A revista pediu a Ferreira Gullar, poeta e crítico de arte, que comentasse as obras. Aspas:
Essa produção vai morrer aí e nem tem mesmo como sobreviver. (…) Trata-se da arte da boa idéia, da Caninha 51. Esse tipo de trabalho não tem artesanato, não tem técnica, não tem linguagem. Já se usou de tudo: balde, bacia, ovo frito. É uma falta de imaginação, uma grande bobagem que não me interessa. Prefiro ficar em casa lendo Hamlet.

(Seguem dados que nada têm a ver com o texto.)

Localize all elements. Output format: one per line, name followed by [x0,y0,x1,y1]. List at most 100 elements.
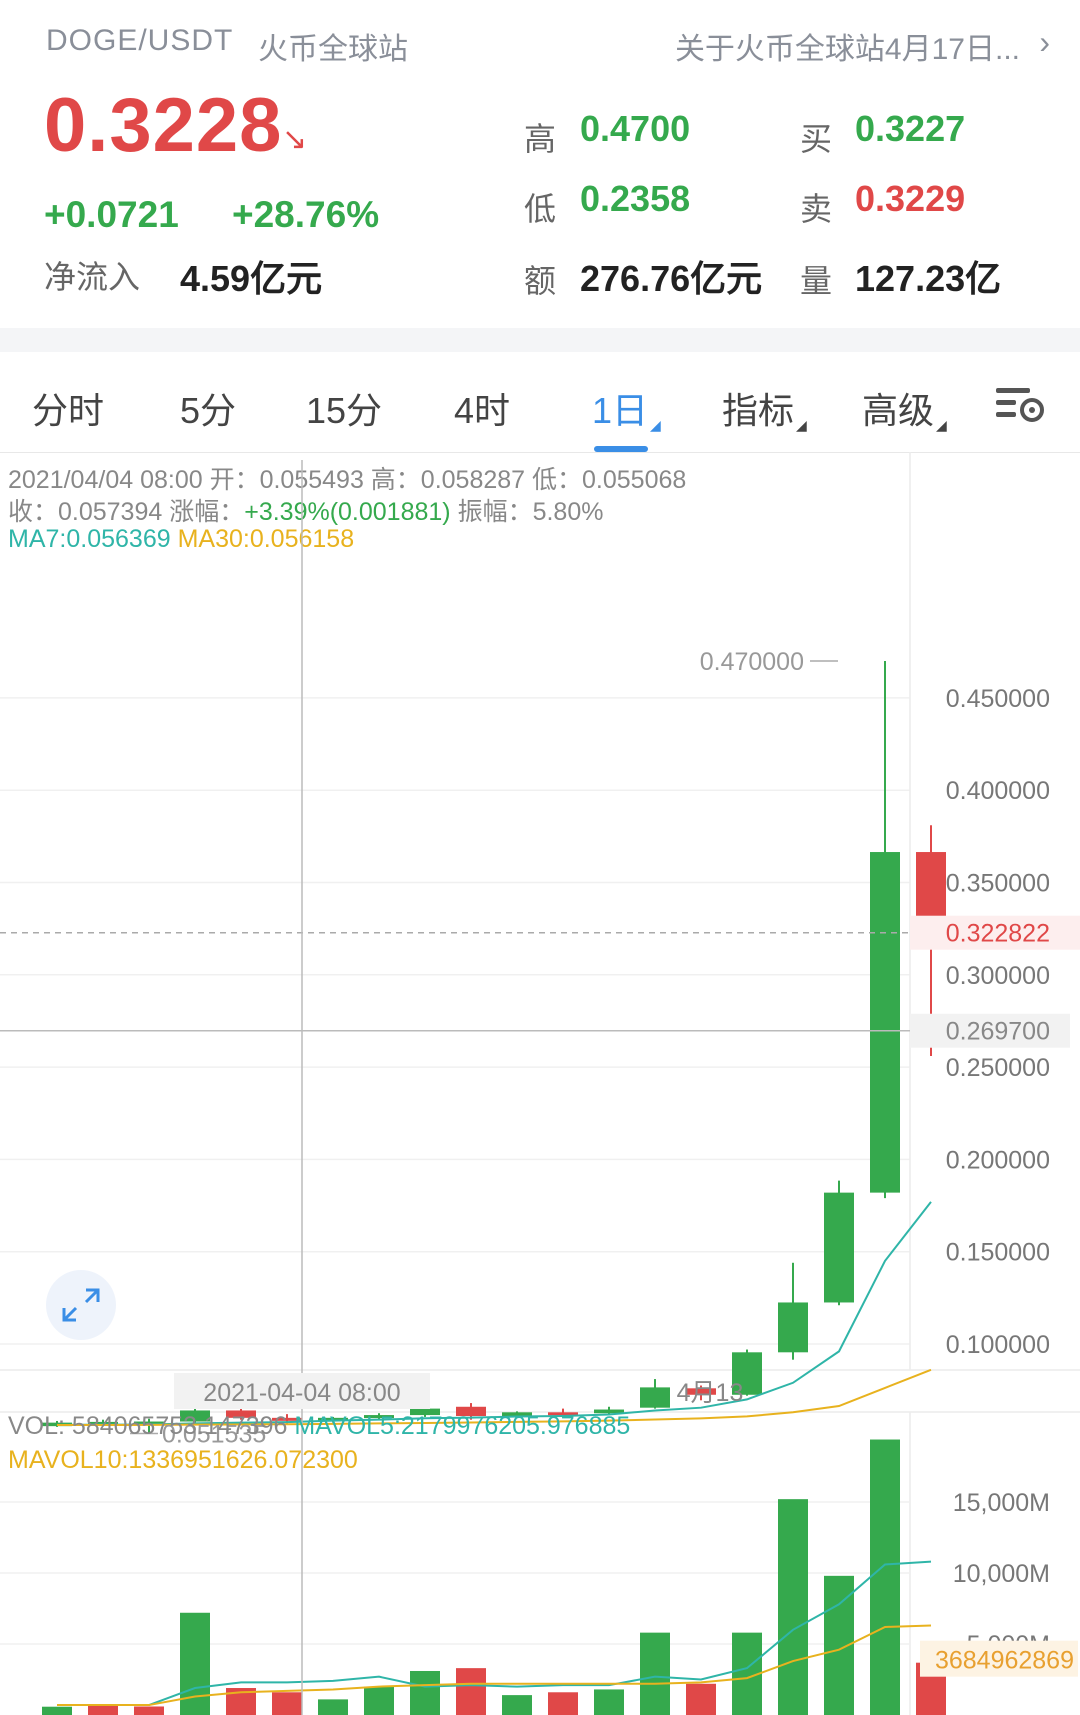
active-tab-indicator [594,446,648,452]
amount-value: 276.76亿元 [580,258,763,299]
tab-advanced-label: 高级 [862,390,935,431]
ma30-line [57,1368,932,1427]
volume-bar-down [548,1692,578,1715]
min-price-label: 0.051535 [162,1421,266,1449]
high-value: 0.4700 [580,108,691,149]
x-axis-date-label: 4月13 [677,1379,744,1407]
candle-down [272,1417,302,1421]
ma30-value: MA30:0.056158 [177,525,355,553]
tab-timeshare[interactable]: 分时 [32,390,105,431]
volume-bar-up [318,1699,348,1715]
vol-info-line1: VOL: 584065753.147396 MAVOL5:2179976205.… [8,1412,630,1441]
settings-sliders-icon[interactable] [994,382,1046,437]
volume-value: 127.23亿 [855,258,1002,299]
price-axis-tick-label: 0.400000 [946,777,1050,805]
notice-link[interactable]: 关于火币全球站4月17日... [674,33,1020,66]
volume-bar-down [134,1706,164,1715]
volume-bar-up [410,1670,440,1715]
ma-info: MA7:0.056369 MA30:0.056158 [8,525,354,554]
volume-bar-up [180,1612,210,1715]
candle-up [410,1408,440,1416]
volume-axis-tick-label: 10,000M [953,1560,1050,1588]
candle-down [226,1410,256,1418]
mavol5-line [57,1560,932,1707]
sell-value: 0.3229 [855,178,966,219]
kline-chart[interactable]: 0.450000 0.400000 0.350000 0.300000 0.250000… [0,452,1080,1715]
price-axis-tick-label: 0.200000 [946,1146,1050,1174]
max-price-label: 0.470000 [700,648,804,676]
volume-bar-up [640,1632,670,1715]
mavol5-value: MAVOL5:2179976205.976885 [294,1412,631,1440]
candle-up [594,1409,624,1414]
candle-up [502,1412,532,1416]
interval-tabs: 分时 5分 15分 4时 1日 ◢ 指标 ◢ 高级 ◢ [0,360,1080,452]
volume-bar-up [870,1439,900,1715]
candle-up [318,1417,348,1421]
current-price-label: 0.322822 [946,920,1050,948]
price-change-percent: +28.76% [232,194,380,235]
high-label: 高 [524,121,557,157]
candle-up [88,1421,118,1425]
section-gap [0,328,1080,352]
pair-title[interactable]: DOGE/USDT [46,24,234,57]
change-value: +3.39%(0.001881) [244,498,451,526]
candle-up [732,1352,762,1395]
candle-up [640,1387,670,1408]
expand-fullscreen-button[interactable] [46,1270,116,1340]
expand-icon [62,1288,100,1322]
dropdown-triangle-icon: ◢ [650,417,661,433]
price-axis-tick-label: 0.250000 [946,1054,1050,1082]
volume-bar-up [502,1695,532,1715]
buy-value: 0.3227 [855,108,966,149]
candle-up [364,1415,394,1419]
tab-4hour[interactable]: 4时 [454,390,511,431]
net-inflow-value: 4.59亿元 [180,258,323,299]
low-label: 低 [524,191,557,227]
trend-down-arrow-icon: ↘ [282,123,308,156]
price-change: +0.0721 [44,194,179,235]
net-inflow-label: 净流入 [44,259,141,295]
dropdown-triangle-icon: ◢ [796,417,807,433]
vol-info-line2: MAVOL10:1336951626.072300 [8,1446,358,1475]
volume-bar-up [778,1499,808,1715]
candle-up [870,852,900,1193]
price-axis-tick-label: 0.450000 [946,685,1050,713]
crosshair-date-tag [174,1373,430,1409]
tabs-divider [0,452,1080,453]
candle-up [180,1410,210,1422]
crosshair-price-tag [910,1013,1070,1048]
candle-up [824,1192,854,1303]
current-volume-tag [920,1640,1078,1677]
tab-advanced[interactable]: 高级 ◢ [862,382,947,434]
price-axis-tick-label: 0.100000 [946,1331,1050,1359]
candle-down [686,1388,716,1395]
tab-1day[interactable]: 1日 ◢ [592,382,661,434]
tab-indicators[interactable]: 指标 ◢ [722,382,807,434]
exchange-name: 火币全球站 [258,33,408,66]
mavol10-line [57,1624,932,1707]
tab-15min[interactable]: 15分 [306,390,383,431]
price-axis-tick-label: 0.350000 [946,870,1050,898]
candle-info-line1: 2021/04/04 08:00 开：0.055493 高：0.058287 低… [8,466,687,494]
amount-label: 额 [524,263,557,299]
volume-bar-down [456,1668,486,1715]
chevron-right-icon[interactable]: › [1039,24,1050,60]
candle-up [134,1421,164,1425]
dropdown-triangle-icon: ◢ [936,417,947,433]
tab-5min[interactable]: 5分 [180,390,237,431]
amplitude-label: 振幅：5.80% [450,498,604,526]
tab-indicators-label: 指标 [722,390,795,431]
volume-axis-tick-label: 15,000M [953,1489,1050,1517]
candle-down [548,1412,578,1416]
current-price-tag [910,915,1080,950]
price-axis-tick-label: 0.150000 [946,1239,1050,1267]
vol-value: VOL: 584065753.147396 [8,1412,288,1440]
mavol10-value: MAVOL10:1336951626.072300 [8,1446,358,1474]
crosshair-price-label: 0.269700 [946,1018,1050,1046]
x-axis-date-label: 2021-04-04 08:00 [203,1379,400,1407]
sell-label: 卖 [800,191,833,227]
candle-down [456,1406,486,1416]
last-price: 0.3228 [44,83,283,168]
ma7-line [56,1201,932,1426]
price-axis-tick-label: 0.300000 [946,962,1050,990]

As artistas se justificaram falando da transitoriedade das coisas vivas, de tentativas de simbolização etc.
Eu escrevi:
“A arte contemporânea é um tema em que é difícil tornar produtivo qualquer debate, pois sempre se cai num Fla-Flu, isto é, vira uma questão de adesão incondicional de torcedor, mais que de reflexão crítica. Dando nome aos bois, o que temos hoje são, de um lado, críticos, como Ferreira Gullar e Affonso Romano de Sant’Anna, que contestam a legitimidade e o valor de instalações como as de Laura e Débora, e de outro lado artistas que rejeitam em bloco este julgamento como reacionário e conservador. O problema não é saber quem está com a razão, mas constatar que desse atrito não sai nenhum desdobramento interessante. Por quê? Algumas hipóteses:
- Os artistas são auto-suficientes: ignoram solenemente crítica que os contesta.- Os críticos perderam a importância que tinham no processo de legitimação da produção artística.- Hoje, para um artista, importa muito mais se inserir numa rede de relações composta de curadores, marchands e galeristas do que obter reconhecimento crítico.

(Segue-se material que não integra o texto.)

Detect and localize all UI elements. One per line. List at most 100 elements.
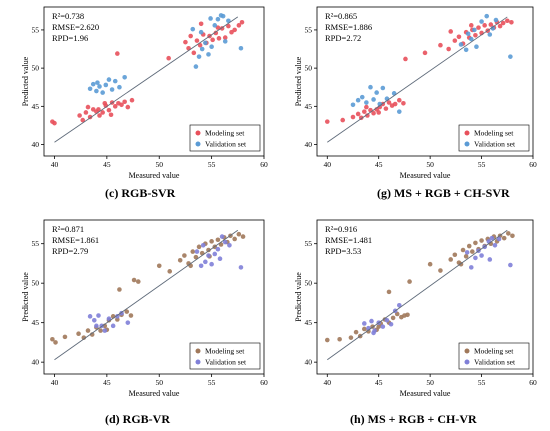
panel-g-point bbox=[476, 25, 481, 30]
panel-d-point bbox=[240, 234, 246, 239]
panel-d-ylabel: Predicted value bbox=[21, 272, 30, 322]
panel-c-point bbox=[102, 100, 108, 106]
panel-c-point bbox=[236, 23, 242, 28]
panel-g-point bbox=[468, 23, 474, 28]
panel-c-point bbox=[193, 64, 199, 69]
panel-c-point bbox=[226, 18, 231, 24]
panel-c-ytick-label: 45 bbox=[32, 102, 40, 111]
panel-g-point bbox=[364, 100, 369, 105]
panel-d-point bbox=[182, 253, 187, 258]
caption-g: (g) MS + RGB + CH-SVR bbox=[377, 186, 510, 201]
panel-h-point bbox=[362, 321, 367, 326]
panel-d-point bbox=[91, 317, 97, 323]
panel-h-point bbox=[390, 315, 396, 321]
panel-d-point bbox=[76, 331, 81, 337]
panel-c-point bbox=[77, 113, 82, 118]
panel-h-point bbox=[369, 318, 374, 324]
panel-h-point bbox=[388, 321, 394, 327]
panel-d-ytick-label: 40 bbox=[32, 358, 40, 367]
panel-g-xtick-label: 60 bbox=[529, 160, 537, 169]
panel-c-point bbox=[90, 81, 96, 87]
panel-c-xlabel: Measured value bbox=[129, 171, 180, 180]
panel-h-stat-1: RMSE=1.481 bbox=[325, 235, 372, 245]
panel-h-point bbox=[384, 317, 390, 323]
panel-c-point bbox=[198, 29, 204, 35]
panel-h-legend-marker bbox=[464, 348, 470, 354]
panel-c-point bbox=[215, 16, 221, 22]
panel-g-point bbox=[446, 46, 451, 52]
panel-g-point bbox=[458, 42, 464, 47]
panel-h-xtick-label: 60 bbox=[529, 378, 537, 387]
panel-g-legend-marker bbox=[464, 130, 470, 136]
panel-g-stat-2: RPD=2.72 bbox=[325, 33, 361, 43]
panel-h-point bbox=[396, 302, 402, 308]
panel-h-ylabel: Predicted value bbox=[294, 272, 303, 322]
panel-d-point bbox=[217, 256, 223, 261]
panel-d-ytick-label: 50 bbox=[32, 279, 40, 288]
panel-g-point bbox=[362, 109, 367, 114]
panel-d-point bbox=[190, 249, 196, 254]
panel-c-point bbox=[199, 46, 205, 52]
panel-d-legend-label: Modeling set bbox=[205, 347, 245, 356]
panel-c-legend-marker bbox=[195, 130, 201, 136]
panel-h-point bbox=[489, 235, 495, 241]
panel-h-point bbox=[496, 236, 502, 242]
panel-c-stat-0: R²=0.738 bbox=[52, 11, 84, 21]
panel-c-point bbox=[239, 19, 245, 25]
panel-g-point bbox=[396, 97, 402, 103]
panel-g-point bbox=[438, 42, 443, 48]
panel-h-point bbox=[506, 231, 511, 236]
panel-g-point bbox=[383, 106, 389, 111]
panel-d-xtick-label: 55 bbox=[208, 378, 216, 387]
panel-g-ylabel: Predicted value bbox=[294, 56, 303, 106]
panel-c-xtick-label: 60 bbox=[260, 160, 268, 169]
panel-c-point bbox=[166, 55, 171, 61]
panel-d-ytick-label: 45 bbox=[32, 318, 40, 327]
panel-h-xtick-label: 55 bbox=[478, 378, 486, 387]
panel-d-stat-0: R²=0.871 bbox=[52, 224, 84, 234]
panel-h-point bbox=[464, 250, 470, 255]
panel-g-ytick-label: 45 bbox=[305, 102, 313, 111]
panel-d-point bbox=[131, 277, 137, 283]
panel-g-ytick-label: 50 bbox=[305, 64, 313, 73]
panel-c-point bbox=[209, 44, 214, 50]
panel-h-point bbox=[510, 233, 515, 239]
panel-c-point bbox=[122, 99, 127, 105]
panel-c-stat-1: RMSE=2.620 bbox=[52, 22, 99, 32]
panel-h-point bbox=[402, 313, 407, 318]
panel-d-legend-marker bbox=[195, 348, 201, 354]
panel-d-point bbox=[193, 254, 199, 260]
panel-d-point bbox=[135, 279, 141, 284]
panel-h-xtick-label: 50 bbox=[426, 378, 434, 387]
panel-d-point bbox=[198, 263, 204, 269]
panel-h-point bbox=[448, 257, 454, 262]
panel-c-point bbox=[222, 35, 228, 40]
panel-d-point bbox=[128, 313, 134, 318]
panel-h-legend-box bbox=[458, 342, 530, 370]
panel-d-legend-marker bbox=[195, 359, 201, 365]
panel-c-xtick-label: 50 bbox=[155, 160, 163, 169]
panel-c-xtick-label: 55 bbox=[208, 160, 216, 169]
panel-h-ytick-label: 45 bbox=[305, 318, 313, 327]
panel-d-point bbox=[222, 239, 228, 245]
panel-d-xtick-label: 50 bbox=[155, 378, 163, 387]
panel-h-legend-marker bbox=[464, 359, 470, 365]
panel-h-point bbox=[348, 335, 354, 340]
panel-g-legend-label: Validation set bbox=[474, 140, 516, 149]
panel-h-legend-label: Modeling set bbox=[474, 347, 514, 356]
panel-c-point bbox=[94, 88, 99, 94]
panel-c-point bbox=[190, 26, 196, 32]
panel-h-point bbox=[460, 247, 466, 253]
panel-g-point bbox=[479, 19, 484, 24]
panel-d-xtick-label: 60 bbox=[260, 378, 268, 387]
panel-c-point bbox=[117, 84, 122, 90]
panel-c-point bbox=[238, 45, 244, 51]
panel-h-point bbox=[353, 329, 359, 335]
panel-h-point bbox=[473, 240, 478, 246]
caption-c-label: (c) bbox=[105, 186, 119, 200]
panel-g-point bbox=[350, 114, 356, 120]
panel-g-point bbox=[463, 47, 469, 53]
panel-h-point bbox=[366, 329, 371, 334]
caption-d-text: RGB-VR bbox=[122, 412, 171, 426]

A noção de valor em artes plásticas é altamente subjetiva. Mas é também condicionada pelo contexto histórico-cultural e pelo modelo de relação entre economia e cultura que estiver prevalecendo. O sucesso de um artista hoje não depende somente, nem mesmo principalmente, do valor intrínseco do que ele produz, dos méritos plásticos ou estéticos de sua obra, mas sobretudo de sua capacidade de inserção num sistema complexo de seleção, que está cada vez mais distante da arte e cada vez mais próximo do mercado, do consumo e da moda - mesmo quando veste o surrado disfarce da transgressão, aliás outra palavra assimilada pelo mercado, pelo consumo e pela moda.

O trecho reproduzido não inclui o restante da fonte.